[SciPy-User] Numpy pickle format

David Baddeley david_baddeley@yahoo.com...
Wed Nov 24 17:22:02 CST 2010

Thanks heaps for the detailed reply! That looks like it should be enough info to 
get me started ... I know it's a bit of a niche application, but is there likely 
to be anyone else out there who's likely to be interested in similar 
functionality?
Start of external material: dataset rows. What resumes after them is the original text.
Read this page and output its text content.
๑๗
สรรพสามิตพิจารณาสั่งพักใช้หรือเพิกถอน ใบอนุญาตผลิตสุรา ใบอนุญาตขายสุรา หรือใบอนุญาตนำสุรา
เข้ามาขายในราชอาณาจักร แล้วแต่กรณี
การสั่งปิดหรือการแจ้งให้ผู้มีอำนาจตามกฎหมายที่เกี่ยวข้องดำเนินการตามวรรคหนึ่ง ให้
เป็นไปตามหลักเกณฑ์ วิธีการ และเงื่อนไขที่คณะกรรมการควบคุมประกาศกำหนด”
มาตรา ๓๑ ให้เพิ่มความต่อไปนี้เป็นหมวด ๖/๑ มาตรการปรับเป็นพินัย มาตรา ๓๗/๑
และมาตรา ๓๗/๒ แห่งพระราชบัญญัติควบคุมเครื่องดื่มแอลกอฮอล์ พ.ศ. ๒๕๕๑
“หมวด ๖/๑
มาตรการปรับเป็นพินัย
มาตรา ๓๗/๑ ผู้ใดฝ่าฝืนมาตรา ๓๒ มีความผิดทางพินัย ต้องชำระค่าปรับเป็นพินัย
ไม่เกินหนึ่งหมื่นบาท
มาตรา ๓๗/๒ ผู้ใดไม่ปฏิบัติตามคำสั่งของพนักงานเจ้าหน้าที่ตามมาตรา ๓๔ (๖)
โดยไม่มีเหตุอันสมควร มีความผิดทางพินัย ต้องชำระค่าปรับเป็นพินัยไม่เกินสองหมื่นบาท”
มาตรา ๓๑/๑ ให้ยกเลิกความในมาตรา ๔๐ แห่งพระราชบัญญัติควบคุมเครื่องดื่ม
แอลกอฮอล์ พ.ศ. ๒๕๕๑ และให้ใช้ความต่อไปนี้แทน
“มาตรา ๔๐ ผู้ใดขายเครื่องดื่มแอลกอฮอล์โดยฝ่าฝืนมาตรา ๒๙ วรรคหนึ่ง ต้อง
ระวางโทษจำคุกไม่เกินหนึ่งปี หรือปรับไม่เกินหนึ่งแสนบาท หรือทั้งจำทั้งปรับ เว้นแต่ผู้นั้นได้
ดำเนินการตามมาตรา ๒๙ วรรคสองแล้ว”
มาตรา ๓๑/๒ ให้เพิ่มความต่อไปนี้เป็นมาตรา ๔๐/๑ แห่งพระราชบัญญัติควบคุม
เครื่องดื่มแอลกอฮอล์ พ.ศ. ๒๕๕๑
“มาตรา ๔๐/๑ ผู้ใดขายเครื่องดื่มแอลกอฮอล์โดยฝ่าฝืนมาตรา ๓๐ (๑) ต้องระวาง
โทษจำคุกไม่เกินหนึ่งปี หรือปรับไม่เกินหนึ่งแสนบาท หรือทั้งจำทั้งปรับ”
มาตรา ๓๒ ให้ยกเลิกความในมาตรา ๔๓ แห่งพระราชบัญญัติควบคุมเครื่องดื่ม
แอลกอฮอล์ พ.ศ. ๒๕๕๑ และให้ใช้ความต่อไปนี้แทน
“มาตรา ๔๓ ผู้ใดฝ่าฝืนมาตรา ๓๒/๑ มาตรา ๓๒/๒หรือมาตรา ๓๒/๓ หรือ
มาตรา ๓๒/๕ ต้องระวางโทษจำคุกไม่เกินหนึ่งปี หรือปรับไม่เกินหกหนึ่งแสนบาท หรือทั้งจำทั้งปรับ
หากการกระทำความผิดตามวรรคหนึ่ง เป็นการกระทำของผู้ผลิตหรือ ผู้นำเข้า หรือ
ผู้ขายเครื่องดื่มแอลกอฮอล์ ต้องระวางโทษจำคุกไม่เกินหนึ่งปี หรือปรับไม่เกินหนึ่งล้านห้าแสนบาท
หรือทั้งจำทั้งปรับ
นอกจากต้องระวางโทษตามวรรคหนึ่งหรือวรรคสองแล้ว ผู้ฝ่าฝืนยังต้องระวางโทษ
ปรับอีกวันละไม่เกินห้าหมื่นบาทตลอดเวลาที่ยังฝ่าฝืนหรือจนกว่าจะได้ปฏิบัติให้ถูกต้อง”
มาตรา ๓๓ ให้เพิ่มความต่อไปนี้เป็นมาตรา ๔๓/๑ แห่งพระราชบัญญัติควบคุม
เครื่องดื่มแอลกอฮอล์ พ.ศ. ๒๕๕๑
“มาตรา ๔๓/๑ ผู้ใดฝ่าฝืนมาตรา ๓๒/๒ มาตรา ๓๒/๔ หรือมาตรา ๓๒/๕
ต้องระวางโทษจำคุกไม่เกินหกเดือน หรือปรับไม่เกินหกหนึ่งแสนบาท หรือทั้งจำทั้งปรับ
Just want to know if it's worth taking the time to think about 
supporting some of the additional aspects of the protocol (eg c/fortran order) 
before I cobble something together -  I wonder if one could wrap JAMA to provide 
some very basic array functionality ...


----- Original Message ----
From: Robert Kern <robert.kern@gmail.com>
To: David Baddeley <david_baddeley@yahoo.com.au>; SciPy Users List 
Sent: Thu, 25 November, 2010 11:21:36 AM
Subject: Re: [SciPy-User] Numpy pickle format

On Wed, Nov 24, 2010 at 16:00, David Baddeley
<david_baddeley@yahoo.com.au> wrote:
> I was wondering if anyone could point me to any documentation for the (binary)
> format of pickled numpy arrays.
> To put my request into context, I'm using Pyro to communicate between python 
> jython, and would like push numpy arrays into the python end and pull 
> I can work with in jython out the other end (I was thinking of a minimal class
> wrapping the std libraries array.array, and having some form of shape property
> (I can pretty much guarantee that the data going in is c-contiguous, so there
> shouldn't be any strides nastiness).
> The proper way to do this would be to convert my numpy arrays to this minimal
> wrapper before pushing them onto the wire, but I've already got a fair bit of
> python code which pushes arrays round using Pyro, which I'd prefer not to have
> to rewrite. The pickle representation of array.array is also slightly 
> (broken) between cPython and Jython, and although you can pickle and unpickle,
> you end up swapping the endedness, so to recover the data [in the Jython ->
> Python direction] you've got to create a numpy array and then a view of that
> with reversed endedness.
> What I was hoping to do instead was to construct a dummy numpy.ndarray class 
> jython which knew how to pickle/unpickle  numpy arrays.
> The ultimate goal is to create a Python -> ImageJ bridge so I can push images
> from some python image processing code I've got across into ImageJ without
> having to manually save and open the files.

|3> a = np.arange(5)

|4> a.__reduce_ex__()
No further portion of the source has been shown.